Una sceneggiatura intricata Eric Besnard: Nonostante tutti gli attori conoscessero l'intera sceneggiatura, vedevo che in alcuni momenti si ponevano delle domande e di conseguenza sono dovuto diventare il garante della coerenza globale dell'interpretazione; un compito che d'altronde spetta allo sceneggiatore. Non è sempre stato un compito semplice visto che alcuni attori, non avendo scene in comune e avendo girato senza seguire un ordine temporale, non sapevano fino a che punto arrivava l'altro nell'interpretazione dell'inganno. È stata una scommessa e una grande opportunità che mi ha permesso di sapere dove stava andando ogni personaggio. Ovviamente avendo girato il finale all'inizio sapevo che funzionava e ciò mi ha rassicurato durante la lavorazione. Mi piacerebbe affermare che è stato un processo machiavellico e che avevo previsto tutto, ma in realtà è stata la conseguenza degli imperativi del piano di lavoro.

Un attore comico dotato di grande fascino
Eric Besnard: Jean Dujardin è un gran professionista. È sempre presente e lavora moltissimo, ma avevo un paio di dubbi su di lui. Primo: ha costruito la sua carriera su un tipo di recitazione basata sulle maschere, sul camuffamento con parrucche e artifici, dove spesso era lui da solo a sostenere tutto il film. Mi chiedevo perciò se sarebbe riuscito a recitare con altri dieci personaggi. Il secondo dubbio, invece, riguardava la sua componente comica: per questo film doveva riuscire a tenerla a freno. Volevo renderlo sensuale, farne un'icona di eleganza e intelligenza. Jean doveva rendersi conto di essere un eroe.
Jean Dujardin: Questo ruolo è nuovo per me, perché per la prima volta interpretavo un personaggio non fondato sull'ironia ma sul fascino immediato. Accettare di essere il "bello" per me è stato molto difficile. Prima, bisogna lasciare la scena svilupparsi, sapere quello che si vuole e parlare in modo tale che lo spettatore entri nella sceneggiatura, in seguito è necessario lavorare sull'astuzia, sullo sguardo, sui dettagli.

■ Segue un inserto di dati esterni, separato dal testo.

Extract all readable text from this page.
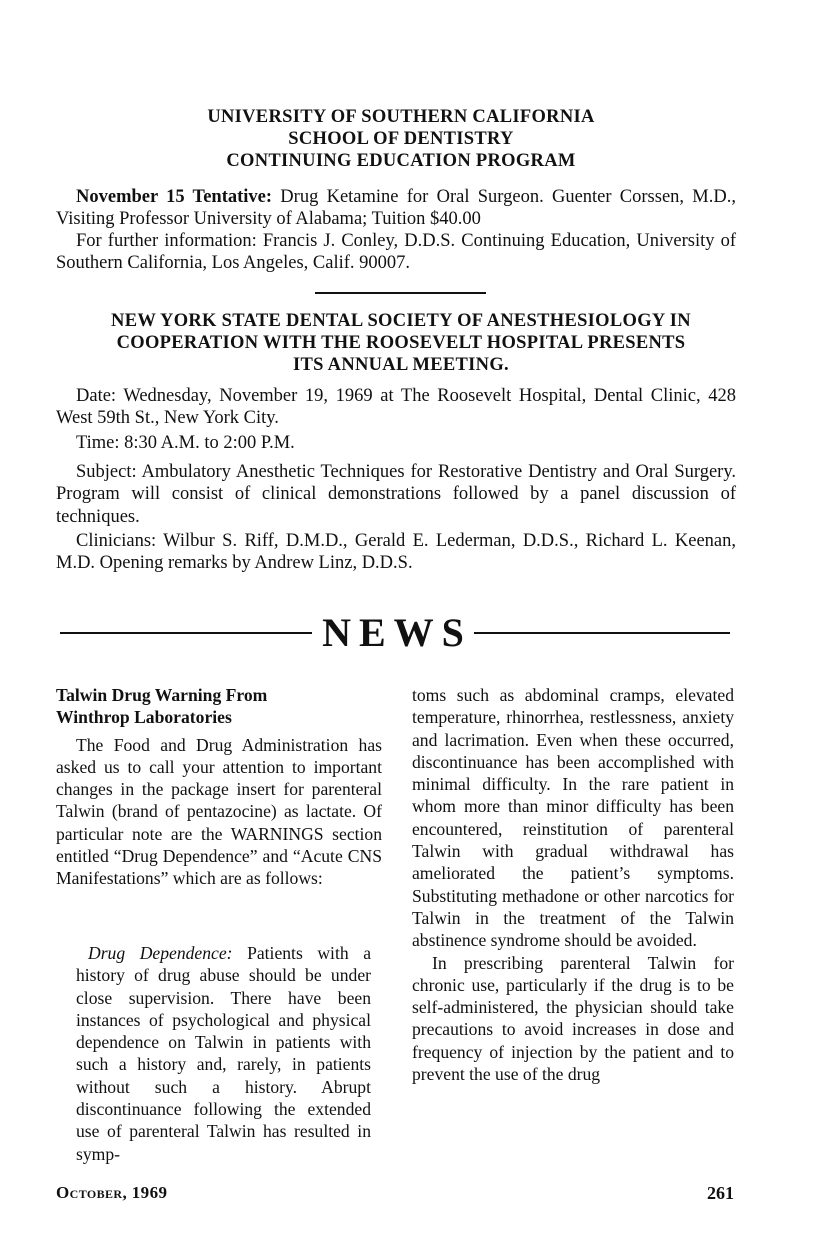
UNIVERSITY OF SOUTHERN CALIFORNIA
SCHOOL OF DENTISTRY
CONTINUING EDUCATION PROGRAM
November 15 Tentative: Drug Ketamine for Oral Surgeon. Guenter Corssen, M.D., Visiting Professor University of Alabama; Tuition $40.00
For further information: Francis J. Conley, D.D.S. Continuing Education, University of Southern California, Los Angeles, Calif. 90007.
NEW YORK STATE DENTAL SOCIETY OF ANESTHESIOLOGY IN
COOPERATION WITH THE ROOSEVELT HOSPITAL PRESENTS
ITS ANNUAL MEETING.
Date: Wednesday, November 19, 1969 at The Roosevelt Hospital, Dental Clinic, 428 West 59th St., New York City.
Time: 8:30 A.M. to 2:00 P.M.
Subject: Ambulatory Anesthetic Techniques for Restorative Dentistry and Oral Surgery. Program will consist of clinical demonstrations followed by a panel discussion of techniques.
Clinicians: Wilbur S. Riff, D.M.D., Gerald E. Lederman, D.D.S., Richard L. Keenan, M.D. Opening remarks by Andrew Linz, D.D.S.
NEWS

Talwin Drug Warning From

Winthrop Laboratories

The Food and Drug Administration has asked us to call your attention to important changes in the package insert for parenteral Talwin (brand of pentazocine) as lactate. Of particular note are the WARNINGS section entitled “Drug Dependence” and “Acute CNS Manifestations” which are as follows:

Drug Dependence: Patients with a history of drug abuse should be under close supervision. There have been instances of psychological and physical dependence on Talwin in patients with such a history and, rarely, in patients without such a history. Abrupt discontinuance following the extended use of parenteral Talwin has resulted in symp-

toms such as abdominal cramps, elevated temperature, rhinorrhea, restlessness, anxiety and lacrimation. Even when these occurred, discontinuance has been accomplished with minimal difficulty. In the rare patient in whom more than minor difficulty has been encountered, reinstitution of parenteral Talwin with gradual withdrawal has ameliorated the patient’s symptoms. Substituting methadone or other narcotics for Talwin in the treatment of the Talwin abstinence syndrome should be avoided.

In prescribing parenteral Talwin for chronic use, particularly if the drug is to be self-administered, the physician should take precautions to avoid increases in dose and frequency of injection by the patient and to prevent the use of the drug

October, 1969	261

Interpretare il truffatore dei truffatori
Jean Reno: Maxime è un po' una leggenda nell'ambiente dei truffatori. È un maestro, un esteta della truffa, uno che ispira i più giovani e meno esperti. Sa di poter finire in prigione, ma corre il rischio perché la verità è che non sa fare altro e credo che ami il gioco e il pericolo. Non si sa niente della sua vita affettiva e questo lo colloca un po' al lato dell'azione. Tuttavia, se il cinema è un'arte, è comunque un'arte di gruppo. Quello che devi esprimere deve essere in linea con quello che esprimono gli altri, ogni pezzo deve essere al suo posto nel puzzle. A volte si hanno quasi tutte le melodie da suonare mentre a volte siamo nell'orchestra solo grazie a tre colpi di triangolo. Nel caso di Ca$h adoravo la musica che si suonava e avrei accettato il ruolo che mi è stato offerto anche se fosse stato solo per tre giorni di riprese.